Anish Patel

The Value Stick

Strategy reduces to two questions. Everything else is tactics.


A team debates pricing. Should they charge more? Less? Match the competitor who just dropped prices?

The conversation goes in circles because they’re asking the wrong question. Price captures value; it doesn’t create it. Before “what should we charge?”, ask “how can we raise what customers would pay?”

That’s the Value Stick. Four points, top to bottom:

Willingness-to-Pay (WTP) — the maximum a customer would ever pay for your product. Not what they do pay. What they would pay if you pushed them.

Price — what you actually charge.

Cost — what you pay suppliers and employees.

Willingness-to-Sell (WTS) — the minimum suppliers and employees would accept to work with you.

The gaps tell you where value goes. WTP minus Price is customer delight — value you give away to attract customers. Price minus Cost is your margin — value you capture. Cost minus WTS is supplier and employee surplus — value you give away to attract talent and inputs.

Strategy is about lengthening the stick and choosing how to divide it.

Only Two Levers

Every strategic initiative must do one of two things:

Raise WTP. Make your product more desirable. Better features, better brand, better experience. Customers will pay more because they want it more.

Lower WTS. Make your company a better place to work or a better partner to supply. Employees accept lower wages because they love the mission. Suppliers accept lower prices because you’re reliable and easy to work with.

That’s it.

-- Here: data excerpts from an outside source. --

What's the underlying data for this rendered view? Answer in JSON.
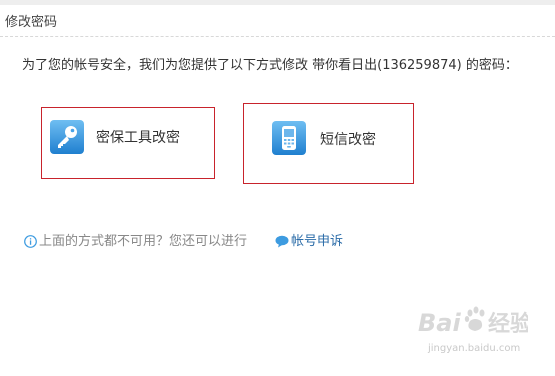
{
  "header": {
    "title": "修改密码"
  },
  "intro": {
    "text": "为了您的帐号安全，我们为您提供了以下方式修改 带你看日出(136259874) 的密码："
  },
  "options": [
    {
      "label": "密保工具改密",
      "icon": "key-icon"
    },
    {
      "label": "短信改密",
      "icon": "mobile-phone-icon"
    }
  ],
  "help": {
    "text": "上面的方式都不可用？您还可以进行",
    "link_label": "帐号申诉",
    "info_icon": "info-icon",
    "link_icon": "speech-bubble-icon"
  },
  "watermark": {
    "url": "jingyan.baidu.com"
  },
  "colors": {
    "option_border": "#c8232c",
    "link": "#2b6ca8",
    "icon_blue": "#3d9be0"
  }
}
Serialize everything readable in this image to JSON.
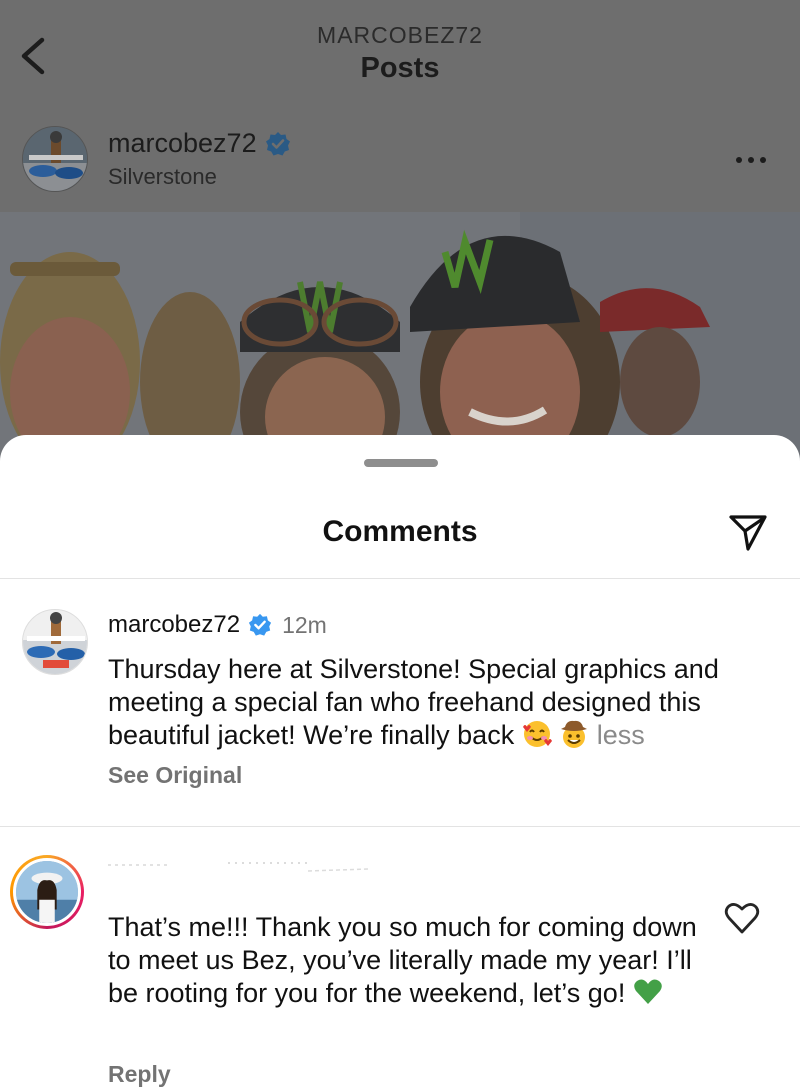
{
  "header": {
    "username_caps": "MARCOBEZ72",
    "title": "Posts"
  },
  "post": {
    "username": "marcobez72",
    "location": "Silverstone"
  },
  "sheet": {
    "title": "Comments"
  },
  "caption": {
    "username": "marcobez72",
    "time": "12m",
    "text": "Thursday here at Silverstone! Special graphics and meeting a special fan who freehand designed this beautiful jacket! We’re finally back",
    "less_label": "less",
    "action_label": "See Original"
  },
  "reply_comment": {
    "text": "That’s me!!! Thank you so much for coming down to meet us Bez, you’ve literally made my year! I’ll be rooting for you for the weekend, let’s go!",
    "action_label": "Reply"
  },
  "icons": {
    "back": "chevron-left-icon",
    "more": "more-horizontal-icon",
    "share": "paper-plane-icon",
    "verified": "verified-badge-icon",
    "like": "heart-outline-icon"
  },
  "colors": {
    "verified_blue": "#3897f0",
    "muted_text": "#737373",
    "sheet_bg": "#ffffff"
  }
}
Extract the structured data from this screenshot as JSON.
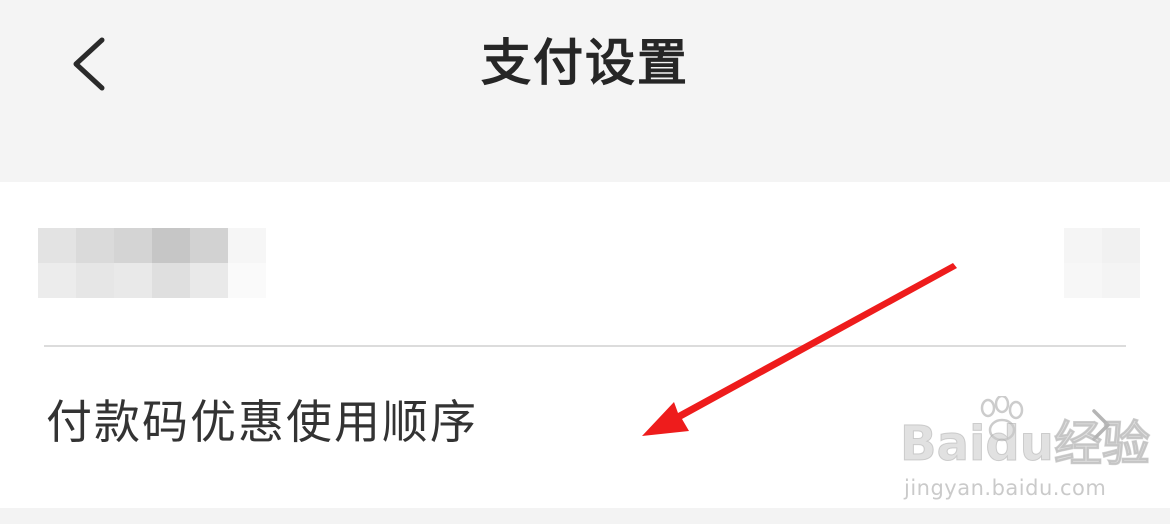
{
  "header": {
    "title": "支付设置",
    "back_icon": "chevron-left-icon"
  },
  "list": {
    "row_order": {
      "label": "付款码优惠使用顺序",
      "chevron_icon": "chevron-right-icon"
    }
  },
  "annotation": {
    "arrow_color": "#ee1c1c"
  },
  "watermark": {
    "logo_text": "Baidu经验",
    "url": "jingyan.baidu.com"
  },
  "colors": {
    "background": "#f4f4f4",
    "card": "#ffffff",
    "text": "#262626",
    "divider": "#dcdcdc"
  }
}
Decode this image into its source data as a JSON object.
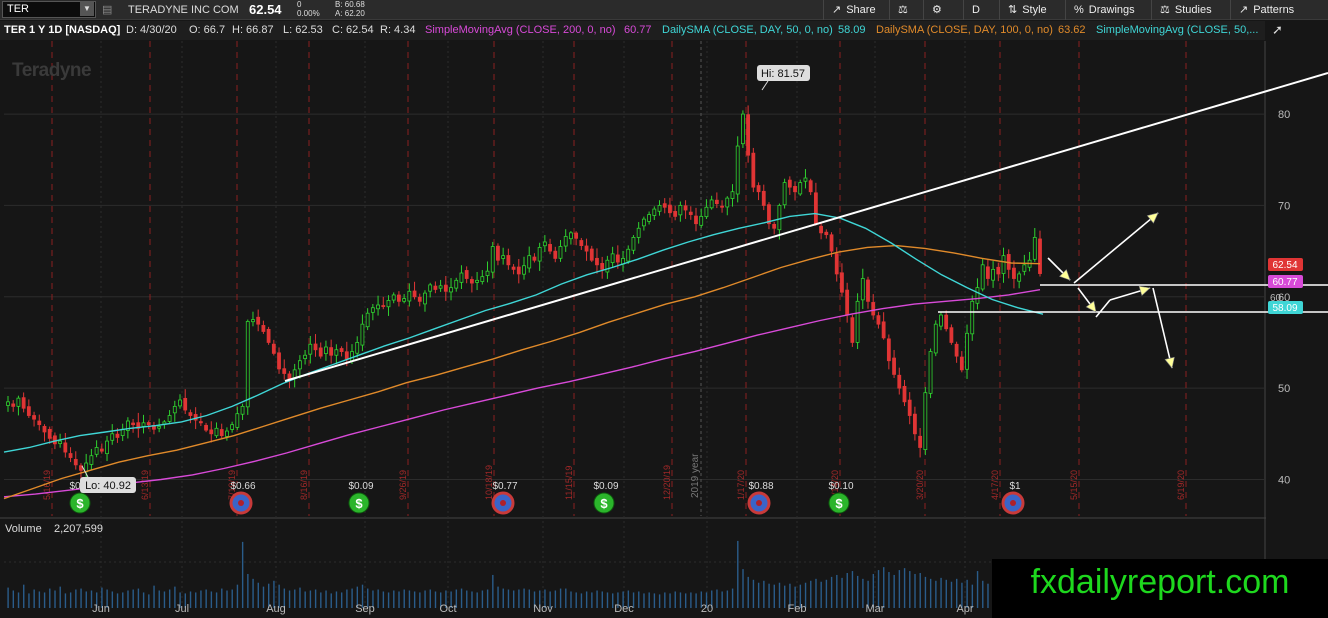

Every project, every meeting, every initiative should map to one of these. If it can’t, why are you doing it?

The Hidden Lever

Most strategists obsess about their own product and miss the larger system. But value pools shift — and complements are the mechanism.

When the price of a complement falls, WTP for your product rises. Cheap petrol makes cars more valuable. Great apps make phones more valuable. Fast broadband makes streaming services more valuable.

The strategic insight: invest in making complements cheaper or better, even if you don’t capture that market directly. Companies that produce their own complements can shift profit pools deliberately. Those that don’t are at the mercy of whoever does.

The Discipline

Price-sensitive customers don’t signal unavoidable market conditions. They signal weak differentiation. If customers haggle relentlessly, you haven’t raised their WTP enough. Tough customers are feedback — you haven’t given them a reason to pay more.

Lowering WTS for employees is underrated. Making work more meaningful, culture better, flexibility higher — these let you attract better people at the same wages, or the same people at lower wages. Just like raising WTP requires deep understanding of customers, lowering WTS requires intimacy with your staff and their lives.

Before your next strategy session, run this test: for every initiative on the table, ask which lever it pulls. Raises WTP? Lowers WTS? If the answer is neither, cut it. That filter alone will halve most agendas and double their strategic coherence.